Das Berliner Theatertreffen verzichtet in den nächsten beiden Jahren auf die Frauenquote. Für das Bühnenfestival werden jährlich die zehn bemerkenswertesten Inszenierungen aus Deutschland, Österreich und der Schweiz ausgewählt. Seit 2020 galt, dass mindestens die Hälfte der Einladungen an Inszenierungen von Frauen oder überwiegend weiblichen Kollektiven gehen musste.

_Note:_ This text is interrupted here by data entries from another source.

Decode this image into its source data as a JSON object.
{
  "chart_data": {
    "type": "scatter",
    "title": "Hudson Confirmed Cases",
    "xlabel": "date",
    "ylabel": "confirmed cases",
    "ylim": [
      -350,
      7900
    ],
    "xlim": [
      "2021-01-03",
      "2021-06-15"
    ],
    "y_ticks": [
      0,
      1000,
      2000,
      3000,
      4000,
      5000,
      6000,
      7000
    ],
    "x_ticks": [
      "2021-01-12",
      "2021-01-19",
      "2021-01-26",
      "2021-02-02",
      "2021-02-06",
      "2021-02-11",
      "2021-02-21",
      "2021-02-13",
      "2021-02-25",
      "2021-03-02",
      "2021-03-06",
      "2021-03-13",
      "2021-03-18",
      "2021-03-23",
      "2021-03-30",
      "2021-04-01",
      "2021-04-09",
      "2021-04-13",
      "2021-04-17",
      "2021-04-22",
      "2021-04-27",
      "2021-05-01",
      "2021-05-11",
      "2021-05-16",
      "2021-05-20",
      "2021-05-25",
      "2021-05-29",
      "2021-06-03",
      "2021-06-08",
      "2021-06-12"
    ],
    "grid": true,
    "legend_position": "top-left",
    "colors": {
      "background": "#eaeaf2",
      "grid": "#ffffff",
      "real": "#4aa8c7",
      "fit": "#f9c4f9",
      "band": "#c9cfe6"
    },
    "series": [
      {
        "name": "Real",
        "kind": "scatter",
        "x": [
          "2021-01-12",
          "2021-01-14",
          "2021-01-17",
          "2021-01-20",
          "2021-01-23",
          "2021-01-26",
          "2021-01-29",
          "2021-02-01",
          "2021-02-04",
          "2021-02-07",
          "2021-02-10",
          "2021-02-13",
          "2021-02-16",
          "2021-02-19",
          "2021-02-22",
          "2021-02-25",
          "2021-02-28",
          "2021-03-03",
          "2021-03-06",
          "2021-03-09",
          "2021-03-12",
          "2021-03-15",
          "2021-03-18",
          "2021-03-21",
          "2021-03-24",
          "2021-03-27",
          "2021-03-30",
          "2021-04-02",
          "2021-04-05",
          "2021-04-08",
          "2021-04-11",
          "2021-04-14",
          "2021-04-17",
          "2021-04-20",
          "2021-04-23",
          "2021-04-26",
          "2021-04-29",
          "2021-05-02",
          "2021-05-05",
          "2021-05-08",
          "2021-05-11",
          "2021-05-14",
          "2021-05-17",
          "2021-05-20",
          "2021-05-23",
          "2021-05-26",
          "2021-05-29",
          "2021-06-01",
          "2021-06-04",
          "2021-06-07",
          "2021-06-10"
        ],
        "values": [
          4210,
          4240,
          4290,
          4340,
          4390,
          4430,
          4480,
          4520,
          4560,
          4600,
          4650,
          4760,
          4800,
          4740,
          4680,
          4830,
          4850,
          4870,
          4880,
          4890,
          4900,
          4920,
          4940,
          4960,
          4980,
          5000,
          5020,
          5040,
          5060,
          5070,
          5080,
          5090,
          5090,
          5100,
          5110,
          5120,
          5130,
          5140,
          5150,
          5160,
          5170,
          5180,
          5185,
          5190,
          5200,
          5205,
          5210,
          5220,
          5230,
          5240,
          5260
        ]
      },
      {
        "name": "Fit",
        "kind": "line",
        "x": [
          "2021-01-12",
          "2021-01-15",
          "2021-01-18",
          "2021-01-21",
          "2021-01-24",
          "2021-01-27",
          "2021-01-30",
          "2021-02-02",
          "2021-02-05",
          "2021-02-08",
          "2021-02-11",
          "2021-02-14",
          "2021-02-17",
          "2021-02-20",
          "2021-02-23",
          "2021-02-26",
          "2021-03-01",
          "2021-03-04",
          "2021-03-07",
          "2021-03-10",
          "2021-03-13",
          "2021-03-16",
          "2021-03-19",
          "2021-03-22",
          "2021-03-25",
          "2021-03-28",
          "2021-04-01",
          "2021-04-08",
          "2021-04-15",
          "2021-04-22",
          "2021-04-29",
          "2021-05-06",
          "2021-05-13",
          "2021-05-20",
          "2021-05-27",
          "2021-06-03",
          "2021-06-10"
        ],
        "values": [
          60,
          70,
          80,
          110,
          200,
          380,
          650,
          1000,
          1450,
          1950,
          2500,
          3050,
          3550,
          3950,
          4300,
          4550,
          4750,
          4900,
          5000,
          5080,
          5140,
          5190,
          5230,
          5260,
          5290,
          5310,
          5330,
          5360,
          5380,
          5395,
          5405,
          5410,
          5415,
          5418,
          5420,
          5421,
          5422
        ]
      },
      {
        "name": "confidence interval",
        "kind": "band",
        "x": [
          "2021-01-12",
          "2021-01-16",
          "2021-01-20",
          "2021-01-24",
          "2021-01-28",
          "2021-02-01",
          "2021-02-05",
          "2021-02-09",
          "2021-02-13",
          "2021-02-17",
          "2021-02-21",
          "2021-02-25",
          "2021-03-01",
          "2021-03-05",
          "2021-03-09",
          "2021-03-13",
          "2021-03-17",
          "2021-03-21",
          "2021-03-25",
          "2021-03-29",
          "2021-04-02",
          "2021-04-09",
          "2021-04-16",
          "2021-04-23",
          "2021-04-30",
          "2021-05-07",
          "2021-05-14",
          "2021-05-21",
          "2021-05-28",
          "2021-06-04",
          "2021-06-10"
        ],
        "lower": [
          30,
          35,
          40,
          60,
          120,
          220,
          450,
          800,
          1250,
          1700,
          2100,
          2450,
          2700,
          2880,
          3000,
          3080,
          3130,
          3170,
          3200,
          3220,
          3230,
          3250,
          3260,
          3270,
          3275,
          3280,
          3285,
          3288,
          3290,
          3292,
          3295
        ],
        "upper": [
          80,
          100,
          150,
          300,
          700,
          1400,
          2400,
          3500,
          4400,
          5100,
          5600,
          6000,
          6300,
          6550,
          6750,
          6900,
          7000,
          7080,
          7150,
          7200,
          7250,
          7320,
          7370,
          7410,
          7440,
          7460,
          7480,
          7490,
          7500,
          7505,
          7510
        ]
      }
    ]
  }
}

Neue Jury entscheidet sich gegen Quote
Die neue Jury hat sich nach ausgiebiger Beratung entschieden, für die Festivalausgaben 2027 und 2028 ohne Frauenquote zu sichten und einzuladen, teilte das Festival zum Abschluss des diesjährigen Theatertreffens am Sonntagabend mit. Mehrere Medien berichteten darüber. Zwei Jurymitglieder erklärten in der Zeitung „Welt“ und auf dem Kritikerportal „Nachtkritik“, was ihrer Meinung nach für die Entscheidung spricht.
Gründe für den Schritt
Der Anteil von Regisseurinnen im Theater sei gestiegen, außerdem gebe es non-binäre Regieführende. Eine Quote bedeute immer auch, dass bei der Juryauswahl ein weiteres Kriterium zähle. Und brauche es dann nicht auch Quoten für andere Eigenschaften? „Es wird im nächsten Jahr wieder uneingeschränkt um das künstlerisch Bemerkenswerte gehen, egal von wem“, schrieb Jurymitglied Jakob Hayner in der „Welt“. „Und es wird darum gehen, genauer hinzuschauen, was aus Sicht der Kritik im Betrieb für wen gut oder schlecht läuft.“
Transparenz und Beobachtung
Denn beim nächsten Theatertreffen werde die Jury „ihre Beobachtungen und Sichtungserfahrungen zu strukturellen Ungleichheiten“ mit der Öffentlichkeit teilen, teilte das Festival mit. Die Frauenquote war 2019 für die Festivalausgaben 2020 und 2021 eingeführt worden. Für jedes weitere Jahr wurde sie von der jeweils amtierenden Jury neu beraten und beschlossen. Die Debatte um die Quote soll nun fortgesetzt werden, während die Jury ohne Quote arbeitet.